Peter Brown (Deputy Johnny McKay on TV's LAWMAN) plays Jack, the rapist, who has such a high opinion of himself that he makes his victims repeat that he's the best they've ever had, and documents his daily activities on a tape recorder under the heading "Diary of a Champ." His initial victim is Linda, played by Jo Ann Harris of THE BEGUILED, who is so deeply insulted by the police handling of her case (hilariously overplayed) that she gets together with other victims (Jennifer Lee, Lisa Moore, Connie Strickland, Patricia Estrin) to assemble a Rape Squad. They take some after-hours self-defense courses from a judo instructor (former SHINDIG dancer Lada Edmund Jr.); it took Lada ten years of hard work to get her black belt, so her advice to them is more along the lines of "Stick a hatpin in a man's vitals and you can bet he's had it!" One night, while soothing their collective muscles in a nude hot tub get-together, the Squad meet another health club patron who tells them she was once raped by an ex-boyfriend, which is all the evidence they need to entrap him into a severe beating and apartment trashing that ends with them stripping him and pouring blue dye onto his genitals from a bottle labelled "Sulphuric Acid." Like the cops, Linda's hippie boyfriend tries to persuade her to stop but he too lacks the necessary finesse to make a convincing case ("You're gonna get yourself killed if you don't stop trampin' around like some diesel dyke!").  As the ladies are girding their loins for vengeance, Jack continues his campaign of rape, this time crossing the line into murder. ("I actually killed someone," he reports in 'Diary of a Champ.' "Not a nice feeling. I'll have to find me a new one and get over that.") The squad's attempt to set a trap for Jack backfires and they are ultimately led into one of his.

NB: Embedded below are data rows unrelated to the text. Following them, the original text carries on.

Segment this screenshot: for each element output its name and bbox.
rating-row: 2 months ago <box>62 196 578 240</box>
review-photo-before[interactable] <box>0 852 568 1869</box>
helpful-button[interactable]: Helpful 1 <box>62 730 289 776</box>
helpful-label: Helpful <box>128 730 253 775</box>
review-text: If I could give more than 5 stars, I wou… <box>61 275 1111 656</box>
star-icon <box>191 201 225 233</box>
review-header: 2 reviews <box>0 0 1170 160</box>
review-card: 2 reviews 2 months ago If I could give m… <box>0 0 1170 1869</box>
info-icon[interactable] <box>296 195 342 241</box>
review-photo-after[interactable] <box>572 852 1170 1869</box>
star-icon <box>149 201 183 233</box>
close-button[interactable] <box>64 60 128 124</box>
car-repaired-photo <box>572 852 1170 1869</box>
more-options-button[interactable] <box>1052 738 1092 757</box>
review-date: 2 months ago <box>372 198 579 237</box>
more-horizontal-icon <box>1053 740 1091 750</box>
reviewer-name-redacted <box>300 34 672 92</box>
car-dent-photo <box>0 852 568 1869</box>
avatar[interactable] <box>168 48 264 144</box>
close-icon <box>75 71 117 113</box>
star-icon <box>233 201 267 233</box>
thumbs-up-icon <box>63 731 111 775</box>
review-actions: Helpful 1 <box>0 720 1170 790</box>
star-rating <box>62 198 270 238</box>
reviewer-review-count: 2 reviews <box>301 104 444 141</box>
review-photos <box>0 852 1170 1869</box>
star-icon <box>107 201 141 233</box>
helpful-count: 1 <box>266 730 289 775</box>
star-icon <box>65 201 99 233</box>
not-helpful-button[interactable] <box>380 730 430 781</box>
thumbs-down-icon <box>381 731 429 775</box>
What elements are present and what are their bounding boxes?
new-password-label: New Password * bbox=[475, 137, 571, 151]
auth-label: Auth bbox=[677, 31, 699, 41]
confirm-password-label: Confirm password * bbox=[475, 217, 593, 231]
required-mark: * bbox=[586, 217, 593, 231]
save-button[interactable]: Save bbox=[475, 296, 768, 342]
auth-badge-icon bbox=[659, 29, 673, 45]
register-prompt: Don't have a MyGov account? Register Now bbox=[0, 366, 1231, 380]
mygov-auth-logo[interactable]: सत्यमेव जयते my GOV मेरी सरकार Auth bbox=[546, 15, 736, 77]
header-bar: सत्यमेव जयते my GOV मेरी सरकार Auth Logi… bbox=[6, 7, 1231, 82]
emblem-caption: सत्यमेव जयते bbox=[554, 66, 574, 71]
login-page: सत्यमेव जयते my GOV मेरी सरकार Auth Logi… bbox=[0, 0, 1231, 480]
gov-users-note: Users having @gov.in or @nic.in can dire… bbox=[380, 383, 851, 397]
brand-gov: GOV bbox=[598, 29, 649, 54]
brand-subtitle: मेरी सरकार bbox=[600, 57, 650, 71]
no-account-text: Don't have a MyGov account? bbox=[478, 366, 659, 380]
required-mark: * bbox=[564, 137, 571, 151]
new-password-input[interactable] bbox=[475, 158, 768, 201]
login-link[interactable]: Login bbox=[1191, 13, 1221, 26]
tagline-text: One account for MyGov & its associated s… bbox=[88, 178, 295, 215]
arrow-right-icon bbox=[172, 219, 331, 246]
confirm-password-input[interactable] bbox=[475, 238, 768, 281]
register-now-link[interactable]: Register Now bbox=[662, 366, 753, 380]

Having signed his Yorga films as "Bob Kelljan," the director reverted to his birthname of Robert Kelljchian for this film -- probably to protect his reputation rather than to advertise this as a more personal achievement. This is very weak tea, containing none of the style or energy evident from those better-known endeavors, nor the conviction necessary to treat such subject matter in an honorable way. It's also not as funny as you'd think from its idiot dialogue, and not because the rape scenes are sobering, because they're not. Instead, RAPE SQUAD (which carries the onscreen title ACT OF VENGEANCE) is basically hornier vengeance stuff concocted in the wake of Michael Winner's DEATH WISH, fairly dripping with cynicism in the way it sniffs up the skirts of its actresses as they bend over hoods to tuck anti-rape flyers under the windshield wipers of parked cars. Furthermore, as more women join Linda's cause and the narrative goes behind the mask to focus on Jack, Jo Ann Harris loses her centrality as the film's protagonist and never regains it, which deprives the film of the sort of righteous finale a picture like this demands. She does exact her vengeance, but also goes beyond it -- yet she isn't stained or compromised by her commission of murder, which shows how quickly forgotten by AIP was the concluding message of Michael Reeves' WITCHFINDER GENERAL only a few short years after its release.

Viewed on Netflix, where the image was squeezed at 4:3 and required widening on my monitor to 16:9. It's also available as ACT OF VENGEANCE on DVD-R as part of the MGM Limited Edition Collection.